If therefore Stephen P. had not sold the property, the administrator of William would be entitled to redeem for the benefit of the creditors of the estate; but the property is now in the hands of purchasers whose title we think, as before *339stated, we ought not to disturb. We therefore advise the Superior Court to confirm the sale, and that Stephen P. Bradley be charged with the amount which ho received on the sale with interest, deducting the amount due him on the debt to secure which the conveyance to him was made. The amount which he received for the property more than his debt belongs in equity to the estate of William. If a party who receives property as security for a debt sells the property to a bond fide purchaser, so that the property itself cannot be followed by the equitable owner of it, the proceeds of the sale are monies had and received for the use of the equitable owner, after payment of course of the debt to secure which the property was pledged. In this case the money could not be recovered at law, because at law the absolute deed could not be shown to be a mortgage. The case is therefore a proper one for equitable relief.

It appears from the report of the committee that $1,000 of the purchase money of the property sold by Stephen was by the terms of the arrangement to be paid to the administrator on William’s estate. Of this sum $500 is in the hands of James J. Baldwin and $500 in the hands of O. T. Shelton, ready to be paid to the administrator. These sums should of course be paid to the administrator and received by him us so much of the proceeds of the sale.

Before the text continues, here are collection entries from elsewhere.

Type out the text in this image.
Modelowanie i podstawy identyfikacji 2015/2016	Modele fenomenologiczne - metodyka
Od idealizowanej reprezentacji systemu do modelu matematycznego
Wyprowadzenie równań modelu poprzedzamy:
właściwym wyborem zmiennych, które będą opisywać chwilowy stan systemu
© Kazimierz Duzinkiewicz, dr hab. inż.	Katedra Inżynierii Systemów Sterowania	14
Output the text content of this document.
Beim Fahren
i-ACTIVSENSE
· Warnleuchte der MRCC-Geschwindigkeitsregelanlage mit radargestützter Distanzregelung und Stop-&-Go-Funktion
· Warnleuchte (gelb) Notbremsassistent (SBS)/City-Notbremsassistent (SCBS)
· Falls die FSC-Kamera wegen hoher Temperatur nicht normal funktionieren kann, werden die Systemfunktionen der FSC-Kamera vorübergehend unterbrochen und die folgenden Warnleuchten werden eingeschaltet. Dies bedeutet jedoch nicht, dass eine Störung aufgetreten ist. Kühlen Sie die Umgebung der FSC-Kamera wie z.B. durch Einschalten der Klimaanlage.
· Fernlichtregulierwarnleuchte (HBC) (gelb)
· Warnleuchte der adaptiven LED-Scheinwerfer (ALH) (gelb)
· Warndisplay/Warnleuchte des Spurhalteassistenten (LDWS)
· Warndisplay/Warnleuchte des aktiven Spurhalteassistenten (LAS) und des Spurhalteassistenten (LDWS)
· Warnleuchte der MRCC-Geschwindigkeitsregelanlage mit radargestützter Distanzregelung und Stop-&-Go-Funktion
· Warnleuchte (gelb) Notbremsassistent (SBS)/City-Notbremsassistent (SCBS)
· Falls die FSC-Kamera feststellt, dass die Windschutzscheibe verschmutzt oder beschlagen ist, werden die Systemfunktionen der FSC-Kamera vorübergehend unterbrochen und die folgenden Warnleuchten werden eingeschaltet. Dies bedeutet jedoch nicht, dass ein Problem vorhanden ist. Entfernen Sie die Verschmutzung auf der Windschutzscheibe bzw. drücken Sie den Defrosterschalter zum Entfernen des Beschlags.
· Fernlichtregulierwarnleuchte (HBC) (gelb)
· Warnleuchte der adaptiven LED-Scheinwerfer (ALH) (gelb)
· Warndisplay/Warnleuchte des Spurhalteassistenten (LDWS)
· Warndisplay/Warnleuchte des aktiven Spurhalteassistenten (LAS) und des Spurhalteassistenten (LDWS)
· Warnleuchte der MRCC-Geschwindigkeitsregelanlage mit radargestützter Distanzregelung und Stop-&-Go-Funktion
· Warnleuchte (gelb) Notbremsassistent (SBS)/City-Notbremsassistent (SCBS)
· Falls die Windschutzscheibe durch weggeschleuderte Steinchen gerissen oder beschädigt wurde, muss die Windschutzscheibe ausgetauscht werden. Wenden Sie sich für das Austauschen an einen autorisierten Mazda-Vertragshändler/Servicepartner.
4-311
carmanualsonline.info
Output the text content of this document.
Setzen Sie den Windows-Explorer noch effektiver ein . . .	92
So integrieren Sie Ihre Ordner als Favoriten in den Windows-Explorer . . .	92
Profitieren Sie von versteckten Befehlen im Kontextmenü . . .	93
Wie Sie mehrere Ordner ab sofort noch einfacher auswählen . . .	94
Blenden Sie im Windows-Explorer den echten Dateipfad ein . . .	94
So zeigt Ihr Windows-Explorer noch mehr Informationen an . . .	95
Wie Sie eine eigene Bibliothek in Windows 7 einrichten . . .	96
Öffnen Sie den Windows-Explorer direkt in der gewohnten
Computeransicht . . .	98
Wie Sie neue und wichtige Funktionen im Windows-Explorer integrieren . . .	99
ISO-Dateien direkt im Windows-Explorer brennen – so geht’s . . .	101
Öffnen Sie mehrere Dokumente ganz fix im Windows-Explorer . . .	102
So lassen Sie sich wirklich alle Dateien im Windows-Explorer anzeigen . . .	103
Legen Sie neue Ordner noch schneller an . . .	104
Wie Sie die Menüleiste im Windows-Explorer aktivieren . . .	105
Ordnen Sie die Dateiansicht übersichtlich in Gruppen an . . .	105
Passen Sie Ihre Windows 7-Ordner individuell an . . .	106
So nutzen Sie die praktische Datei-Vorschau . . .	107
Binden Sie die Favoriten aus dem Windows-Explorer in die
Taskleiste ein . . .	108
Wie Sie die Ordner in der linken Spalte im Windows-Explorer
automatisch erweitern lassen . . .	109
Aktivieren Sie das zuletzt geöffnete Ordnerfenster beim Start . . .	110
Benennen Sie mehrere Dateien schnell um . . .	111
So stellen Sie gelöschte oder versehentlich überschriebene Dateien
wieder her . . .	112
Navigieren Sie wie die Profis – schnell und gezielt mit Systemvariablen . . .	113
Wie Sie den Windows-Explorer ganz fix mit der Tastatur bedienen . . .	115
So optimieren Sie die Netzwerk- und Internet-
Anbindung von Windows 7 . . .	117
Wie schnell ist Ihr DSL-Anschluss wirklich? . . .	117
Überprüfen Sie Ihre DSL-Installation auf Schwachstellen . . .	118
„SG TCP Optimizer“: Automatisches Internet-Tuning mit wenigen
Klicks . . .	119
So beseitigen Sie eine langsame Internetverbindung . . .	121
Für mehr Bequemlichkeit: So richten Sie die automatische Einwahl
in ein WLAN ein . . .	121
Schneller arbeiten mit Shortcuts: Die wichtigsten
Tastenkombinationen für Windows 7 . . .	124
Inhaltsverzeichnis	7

In order to ascertain the amount due an account must be taken by the Superior Court. In taking the account Stephen will of course be charged with whatever rents and profits, if any, he has received while he has been in possession.

We notice that in the pending bill the petitioner does not allege that these funds are wanted for the payment of the debts of the deceased. There is only a general allegation that the estate is in progress of settlement as an insolvent estate. It appears from the committee’s report that the estate is in fact insolvent and needs the proceeds of the property in dispute to pay creditors.

Our advice is founded on this consideration; for if the funds are not wanted to pay debts the right of redemption is in the heirs of the deceased and not in the administrator. *340Our advice is therefore conditional, that the hill be amended to show what the report of the committee finds to be true, that the amount is needed for creditors and to be applied for their benefit.

The widow joins with the administrator in this petition ; but it appears that, having a full knowledge of the interest which her husband’s estate had in the premises, she, while acting as administrator, declined to vindicate the rights of the estate by proceedings against Stephen, though requested to do so by a creditor with an offer of indemnity against costs and expenses. Down to the sale of the premises by Stephen in 1867 she acted in direct opposition to the claim she now makes. Her motives may be inferred from the finding of the committee “ that until the actual sale she was hoping that Stephen would convey the premises to her on payment of his original debt of $1,000, as he indeed had promised her he would do.” Having thus trifled with the rights she now seeks to enforce, we think she has no just claim for the intei'ference of a court of equity in her behalf. On the final settlement of her husband’s estate in the court of probate she may possibly be able to establish a right to share in the amount recovered by the administrator in these proceedings, but we cannot in this bill adjust the relative rights of these parties with each other, and our advice is that the bill as to the widow be dismissed without prejudice to such rights as she may have at law.